Karen McAulay gets in touch with her Inner Geek…
It is strange to think that only a decade ago, hardly anyone would have heard of big data. For something so large, it’s relatively easy to get your head around the concept. Big data is where you assemble such an enormous quantity of digital data that you are able to analyse it and make it tell a story. A fascinating story, in fact. (Or am I just such a geek that it satisfies some geeky need deep within myself? No, that can’t be right – because there are plenty of other people equally enthralled with it!)
In order to work with “big data”, you need a high volume of data, high velocity and high variety; perhaps unsurprisingly, a great amount of work has already been done in the sciences. However, the Arts and Humanities Research Council funded three projects involving music, because they wanted to get the compilation and analytical research processes used more within the arts. At this year’s recent IAML (UK & Ireland) Annual Study Weekend, Sandra Tuppen spoke about the AHRC-funded project that she has been working on: ‘A Big Data History of Music’ (for their blog see here). Royal Holloway (part of the University of London) and the British Library worked together on this project under the direction of Principal Investigator Stephen Rose of Royal Holloway, with Sandra herself as Collaborator.
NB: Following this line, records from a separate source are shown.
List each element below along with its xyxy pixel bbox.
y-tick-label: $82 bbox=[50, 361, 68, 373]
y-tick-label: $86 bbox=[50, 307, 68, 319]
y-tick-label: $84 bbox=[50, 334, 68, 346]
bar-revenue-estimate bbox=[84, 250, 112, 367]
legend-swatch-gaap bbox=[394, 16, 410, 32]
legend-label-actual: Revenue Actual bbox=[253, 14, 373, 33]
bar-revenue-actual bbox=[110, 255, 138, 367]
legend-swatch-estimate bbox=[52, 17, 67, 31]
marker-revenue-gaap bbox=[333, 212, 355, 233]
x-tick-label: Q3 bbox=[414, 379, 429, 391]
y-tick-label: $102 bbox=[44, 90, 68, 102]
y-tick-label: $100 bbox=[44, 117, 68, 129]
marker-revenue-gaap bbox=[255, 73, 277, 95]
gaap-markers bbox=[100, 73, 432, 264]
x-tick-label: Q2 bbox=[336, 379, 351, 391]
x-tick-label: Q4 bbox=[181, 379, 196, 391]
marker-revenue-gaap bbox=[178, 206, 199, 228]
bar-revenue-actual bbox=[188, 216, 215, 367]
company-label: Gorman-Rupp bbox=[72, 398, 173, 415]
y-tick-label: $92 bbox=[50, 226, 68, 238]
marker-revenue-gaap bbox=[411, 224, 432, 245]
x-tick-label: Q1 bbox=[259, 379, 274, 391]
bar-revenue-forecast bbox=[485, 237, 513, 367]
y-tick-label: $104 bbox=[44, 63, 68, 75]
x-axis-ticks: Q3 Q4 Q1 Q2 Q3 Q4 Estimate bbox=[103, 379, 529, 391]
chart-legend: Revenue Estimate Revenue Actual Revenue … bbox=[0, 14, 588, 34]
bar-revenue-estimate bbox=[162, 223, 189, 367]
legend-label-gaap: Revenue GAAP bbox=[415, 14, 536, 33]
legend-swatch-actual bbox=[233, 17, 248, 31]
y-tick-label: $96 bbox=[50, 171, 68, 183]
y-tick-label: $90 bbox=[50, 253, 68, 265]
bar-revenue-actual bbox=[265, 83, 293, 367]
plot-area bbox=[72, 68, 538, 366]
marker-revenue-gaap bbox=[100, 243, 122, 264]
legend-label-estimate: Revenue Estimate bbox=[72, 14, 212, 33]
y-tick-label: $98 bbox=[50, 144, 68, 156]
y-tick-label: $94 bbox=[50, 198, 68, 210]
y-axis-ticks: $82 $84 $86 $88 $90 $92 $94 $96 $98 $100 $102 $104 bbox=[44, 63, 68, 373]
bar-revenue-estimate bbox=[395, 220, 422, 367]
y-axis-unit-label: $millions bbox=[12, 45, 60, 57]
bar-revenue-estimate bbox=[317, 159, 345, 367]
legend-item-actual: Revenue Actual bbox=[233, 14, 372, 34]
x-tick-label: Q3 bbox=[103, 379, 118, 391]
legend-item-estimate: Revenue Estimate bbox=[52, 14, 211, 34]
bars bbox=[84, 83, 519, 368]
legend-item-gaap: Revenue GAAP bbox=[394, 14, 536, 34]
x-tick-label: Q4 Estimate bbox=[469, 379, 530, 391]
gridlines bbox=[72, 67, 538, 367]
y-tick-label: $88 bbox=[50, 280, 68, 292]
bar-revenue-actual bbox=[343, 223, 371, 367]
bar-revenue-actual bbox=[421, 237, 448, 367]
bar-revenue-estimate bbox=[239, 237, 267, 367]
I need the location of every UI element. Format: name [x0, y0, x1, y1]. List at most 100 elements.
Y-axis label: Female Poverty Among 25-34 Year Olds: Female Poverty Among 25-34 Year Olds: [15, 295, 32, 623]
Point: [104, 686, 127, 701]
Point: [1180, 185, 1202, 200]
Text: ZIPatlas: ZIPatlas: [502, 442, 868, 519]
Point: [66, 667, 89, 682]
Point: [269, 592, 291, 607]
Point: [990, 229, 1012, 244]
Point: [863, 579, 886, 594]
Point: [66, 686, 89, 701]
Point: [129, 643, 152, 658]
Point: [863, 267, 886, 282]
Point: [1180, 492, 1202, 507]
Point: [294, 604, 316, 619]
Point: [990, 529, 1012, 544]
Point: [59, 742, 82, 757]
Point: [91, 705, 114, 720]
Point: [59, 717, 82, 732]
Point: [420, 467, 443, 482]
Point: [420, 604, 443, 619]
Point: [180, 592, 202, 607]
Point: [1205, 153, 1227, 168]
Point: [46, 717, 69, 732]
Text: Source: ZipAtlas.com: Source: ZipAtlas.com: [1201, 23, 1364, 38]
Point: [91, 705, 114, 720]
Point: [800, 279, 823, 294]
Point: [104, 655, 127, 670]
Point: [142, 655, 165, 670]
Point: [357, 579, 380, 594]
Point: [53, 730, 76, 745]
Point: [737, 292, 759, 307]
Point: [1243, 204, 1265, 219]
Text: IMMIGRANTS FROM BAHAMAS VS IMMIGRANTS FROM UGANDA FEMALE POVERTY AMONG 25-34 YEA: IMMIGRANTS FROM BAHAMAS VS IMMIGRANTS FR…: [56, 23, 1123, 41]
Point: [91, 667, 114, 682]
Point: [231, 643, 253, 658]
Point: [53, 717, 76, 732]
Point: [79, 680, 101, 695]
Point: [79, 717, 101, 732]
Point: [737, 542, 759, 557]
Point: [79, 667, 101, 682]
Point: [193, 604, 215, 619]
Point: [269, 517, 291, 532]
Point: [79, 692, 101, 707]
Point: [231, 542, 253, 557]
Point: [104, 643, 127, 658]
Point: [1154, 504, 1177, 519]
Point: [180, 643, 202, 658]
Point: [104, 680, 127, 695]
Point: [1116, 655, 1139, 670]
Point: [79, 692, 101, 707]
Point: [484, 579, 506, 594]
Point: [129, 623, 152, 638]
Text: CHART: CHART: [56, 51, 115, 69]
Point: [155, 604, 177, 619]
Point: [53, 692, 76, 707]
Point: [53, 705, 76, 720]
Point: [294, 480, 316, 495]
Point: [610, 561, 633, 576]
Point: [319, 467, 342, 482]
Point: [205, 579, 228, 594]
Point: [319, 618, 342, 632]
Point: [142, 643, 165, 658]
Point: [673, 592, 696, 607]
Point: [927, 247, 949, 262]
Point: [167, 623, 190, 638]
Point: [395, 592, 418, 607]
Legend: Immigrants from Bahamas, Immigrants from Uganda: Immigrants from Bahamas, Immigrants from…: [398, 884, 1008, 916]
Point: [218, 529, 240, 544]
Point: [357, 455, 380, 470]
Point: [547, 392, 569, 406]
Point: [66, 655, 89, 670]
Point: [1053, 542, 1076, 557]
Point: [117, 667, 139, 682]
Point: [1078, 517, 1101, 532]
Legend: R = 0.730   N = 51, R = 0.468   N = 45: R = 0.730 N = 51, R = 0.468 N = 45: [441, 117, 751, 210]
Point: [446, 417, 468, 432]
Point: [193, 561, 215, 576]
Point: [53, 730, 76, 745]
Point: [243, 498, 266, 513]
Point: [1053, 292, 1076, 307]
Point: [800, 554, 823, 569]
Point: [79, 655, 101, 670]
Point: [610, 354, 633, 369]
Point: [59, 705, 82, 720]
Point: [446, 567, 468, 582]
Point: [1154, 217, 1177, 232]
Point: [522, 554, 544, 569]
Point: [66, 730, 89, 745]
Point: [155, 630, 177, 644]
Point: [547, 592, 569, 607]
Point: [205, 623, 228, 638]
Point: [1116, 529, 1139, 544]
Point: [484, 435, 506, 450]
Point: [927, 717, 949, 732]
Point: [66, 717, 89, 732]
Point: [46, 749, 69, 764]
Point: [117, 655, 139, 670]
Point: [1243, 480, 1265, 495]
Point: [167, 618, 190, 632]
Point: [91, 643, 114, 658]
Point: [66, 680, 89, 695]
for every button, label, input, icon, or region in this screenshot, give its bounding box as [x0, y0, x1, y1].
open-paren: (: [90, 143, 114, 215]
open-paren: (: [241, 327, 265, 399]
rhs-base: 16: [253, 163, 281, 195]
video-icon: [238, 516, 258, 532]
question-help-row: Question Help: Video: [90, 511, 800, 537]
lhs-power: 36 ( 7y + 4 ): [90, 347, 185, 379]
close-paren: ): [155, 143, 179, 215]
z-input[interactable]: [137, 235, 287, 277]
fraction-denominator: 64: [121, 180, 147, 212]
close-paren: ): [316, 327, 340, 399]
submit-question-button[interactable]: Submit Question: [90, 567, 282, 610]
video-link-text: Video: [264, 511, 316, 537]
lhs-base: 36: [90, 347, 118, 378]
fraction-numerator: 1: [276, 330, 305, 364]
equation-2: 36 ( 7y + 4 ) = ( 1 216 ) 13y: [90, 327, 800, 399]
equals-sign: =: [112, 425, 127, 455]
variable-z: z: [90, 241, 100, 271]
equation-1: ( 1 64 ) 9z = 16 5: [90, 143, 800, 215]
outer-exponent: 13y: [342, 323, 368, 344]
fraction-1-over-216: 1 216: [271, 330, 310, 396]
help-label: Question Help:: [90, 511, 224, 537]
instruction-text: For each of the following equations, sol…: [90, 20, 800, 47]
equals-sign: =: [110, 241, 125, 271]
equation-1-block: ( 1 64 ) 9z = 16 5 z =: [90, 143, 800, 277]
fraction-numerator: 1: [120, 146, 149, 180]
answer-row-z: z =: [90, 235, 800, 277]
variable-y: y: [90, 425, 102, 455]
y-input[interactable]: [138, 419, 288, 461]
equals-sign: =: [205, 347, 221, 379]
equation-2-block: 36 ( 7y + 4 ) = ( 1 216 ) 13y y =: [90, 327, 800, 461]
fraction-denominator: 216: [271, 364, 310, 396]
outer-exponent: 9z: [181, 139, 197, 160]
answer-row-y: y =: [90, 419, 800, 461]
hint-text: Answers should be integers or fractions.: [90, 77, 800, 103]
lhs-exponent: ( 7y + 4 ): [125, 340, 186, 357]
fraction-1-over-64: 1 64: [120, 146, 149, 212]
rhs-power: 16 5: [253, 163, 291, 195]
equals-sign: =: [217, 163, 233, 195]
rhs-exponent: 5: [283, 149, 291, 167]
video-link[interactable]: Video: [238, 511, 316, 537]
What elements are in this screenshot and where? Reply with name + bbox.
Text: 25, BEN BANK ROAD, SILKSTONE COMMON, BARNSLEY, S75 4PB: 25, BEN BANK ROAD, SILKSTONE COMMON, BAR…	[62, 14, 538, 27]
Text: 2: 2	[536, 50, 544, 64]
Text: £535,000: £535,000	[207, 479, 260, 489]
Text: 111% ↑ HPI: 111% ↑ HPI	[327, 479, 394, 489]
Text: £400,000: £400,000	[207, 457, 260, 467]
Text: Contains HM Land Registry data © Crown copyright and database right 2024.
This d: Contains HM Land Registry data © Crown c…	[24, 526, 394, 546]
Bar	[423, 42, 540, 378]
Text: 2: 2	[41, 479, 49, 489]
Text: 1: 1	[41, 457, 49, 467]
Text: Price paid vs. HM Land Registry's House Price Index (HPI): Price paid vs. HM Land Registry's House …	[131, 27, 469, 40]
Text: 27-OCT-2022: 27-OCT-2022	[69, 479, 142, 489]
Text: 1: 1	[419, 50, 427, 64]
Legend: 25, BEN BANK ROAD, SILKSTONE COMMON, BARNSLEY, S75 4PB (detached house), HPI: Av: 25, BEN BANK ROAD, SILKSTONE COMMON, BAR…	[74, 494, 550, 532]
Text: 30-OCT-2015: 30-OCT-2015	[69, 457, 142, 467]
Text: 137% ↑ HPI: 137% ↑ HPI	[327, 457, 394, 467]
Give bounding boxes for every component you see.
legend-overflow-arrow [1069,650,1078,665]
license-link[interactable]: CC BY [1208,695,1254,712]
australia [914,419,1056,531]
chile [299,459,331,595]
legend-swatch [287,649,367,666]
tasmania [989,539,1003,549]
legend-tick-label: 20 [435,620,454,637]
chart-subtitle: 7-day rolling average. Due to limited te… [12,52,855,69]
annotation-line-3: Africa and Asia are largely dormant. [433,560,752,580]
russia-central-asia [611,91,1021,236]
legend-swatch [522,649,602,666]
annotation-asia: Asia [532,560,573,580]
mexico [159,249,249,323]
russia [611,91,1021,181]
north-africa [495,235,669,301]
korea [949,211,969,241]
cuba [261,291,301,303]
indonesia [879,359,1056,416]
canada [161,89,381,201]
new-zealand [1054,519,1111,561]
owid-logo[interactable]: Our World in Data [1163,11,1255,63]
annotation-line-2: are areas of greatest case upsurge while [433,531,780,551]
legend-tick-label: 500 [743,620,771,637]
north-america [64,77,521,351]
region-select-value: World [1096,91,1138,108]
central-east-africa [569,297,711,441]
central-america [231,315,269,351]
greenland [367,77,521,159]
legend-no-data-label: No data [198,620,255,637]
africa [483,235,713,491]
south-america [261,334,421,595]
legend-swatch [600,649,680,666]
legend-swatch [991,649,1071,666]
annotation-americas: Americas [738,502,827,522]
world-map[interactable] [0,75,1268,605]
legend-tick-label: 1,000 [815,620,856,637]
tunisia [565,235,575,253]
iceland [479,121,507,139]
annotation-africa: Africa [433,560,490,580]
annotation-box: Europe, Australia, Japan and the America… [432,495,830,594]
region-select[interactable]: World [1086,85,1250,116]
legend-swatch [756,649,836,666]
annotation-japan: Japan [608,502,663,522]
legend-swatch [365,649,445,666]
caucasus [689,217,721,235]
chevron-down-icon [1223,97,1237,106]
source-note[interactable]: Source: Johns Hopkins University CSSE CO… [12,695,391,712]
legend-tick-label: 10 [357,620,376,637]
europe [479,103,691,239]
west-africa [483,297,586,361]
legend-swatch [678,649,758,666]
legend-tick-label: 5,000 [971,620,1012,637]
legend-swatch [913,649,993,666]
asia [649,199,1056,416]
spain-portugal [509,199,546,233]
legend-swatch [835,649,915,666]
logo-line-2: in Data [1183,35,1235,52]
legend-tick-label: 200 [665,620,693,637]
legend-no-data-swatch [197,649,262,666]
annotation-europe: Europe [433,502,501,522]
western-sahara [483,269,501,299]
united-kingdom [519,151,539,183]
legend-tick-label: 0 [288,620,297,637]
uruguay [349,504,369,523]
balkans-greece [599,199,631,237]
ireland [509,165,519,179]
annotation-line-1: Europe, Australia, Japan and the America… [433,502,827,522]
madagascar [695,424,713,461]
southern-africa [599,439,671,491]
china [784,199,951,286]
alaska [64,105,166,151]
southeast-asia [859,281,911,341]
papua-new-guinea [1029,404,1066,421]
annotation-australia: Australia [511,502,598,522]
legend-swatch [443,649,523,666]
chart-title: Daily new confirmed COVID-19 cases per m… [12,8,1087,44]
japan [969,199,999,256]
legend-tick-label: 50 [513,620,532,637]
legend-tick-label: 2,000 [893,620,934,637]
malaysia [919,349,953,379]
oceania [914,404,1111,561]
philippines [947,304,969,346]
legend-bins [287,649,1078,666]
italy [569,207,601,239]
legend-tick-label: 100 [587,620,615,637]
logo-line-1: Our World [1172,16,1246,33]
The project ran from January 2014 to March 2015. Other AHRC-funded big data projects elsewhere involved audio analysis and optical character recognition of music.
Sandra explained that their project worked with large datasets gleaned from different kinds of bibliographic records: RISM A/1, for pre-1800 music (making use of electronic data that is not yet fully online for regular access); RISM B/1 for printed anthologies; the RISM online catalogue of manuscripts from 1600-c.1850; and the British Library catalogue. Dates of publications and manuscripts are crucial for a historical approach, of course, and Sandra demonstrated graphically what happened to the statistics if one failed to take into account things such as estimated decades where no publication or other accurate date could be established by a cataloguer.
The big data history of music most dramatically demonstrates trends in sixteenth and seventeenth century music publishing, and little-known composers’ names rise to the surface where there turned out to be far more publications than one might have imagined. For example, 9,000 composers’ works got into print in the 17th and 18th centuries, and much more has been identified in manuscripts from the 17th to 19th centuries. Political events and cultural affairs are also reflected in the big data results, as in the case study of Scotland-themed publications where there was a big rise in so-called “Scottish”, or “Scotch” music around the Ossian era, peaking around the 1780s, dipping around 1820 and then rising again as Queen Victoria’s love of Balmoral and things Scottish led to another surge of enthusiasm for Scottish song.
Sandra observed that the low point in these “Scottish” publications in the 1820s was rather surprising. However, I can think of various things that were also going on in the cultural scene around then. The Ossian craze was lessening, once the author James Macpherson’s fabrications were found out and acknowledged. Music actually published in Scotland was being simultaneously published in England in any case, so there may have been less demand for ersatz material. The ballad opera era with its plethora of “Scotch” and “Jocky and Jenny” songs had come to an end. And Sir Walter Scott had put tartan on the map with his stage-managed visit of King George IV to Scotland in 1822. Scotland, for long enough a reluctant part of the United Kingdom, was – for now at least – more accepting of its British monarch and Britishness, whilst still remaining proud of its own cultural identity. But perhaps this easier relationship of Scotland with England might have been another reason for less production of “Scottish” material compared to the late 18th century. If you can get the real thing, why settle for anything less? It’s not as though none of it was being published, in any case – just a lot less than at the Ossianic apogee.
Other case studies looked at Palestrina’s and Purcell’s music, in terms of which genres and places produced the most Palestrina materials; and where Purcell’s manuscript anthems survived most plentifully, indicating the places where the repertoire was most popular.
In conclusion, Sandra reminded delegates that the RISM data could actually be inspected via the Open Data Service, as could the British Library open data. Those unafraid of RDF/XML and with a healthy curiosity in facts, figures and statistics, were urged to take a look, and all were reminded that Sandra and the rest of the project team would welcome feedback.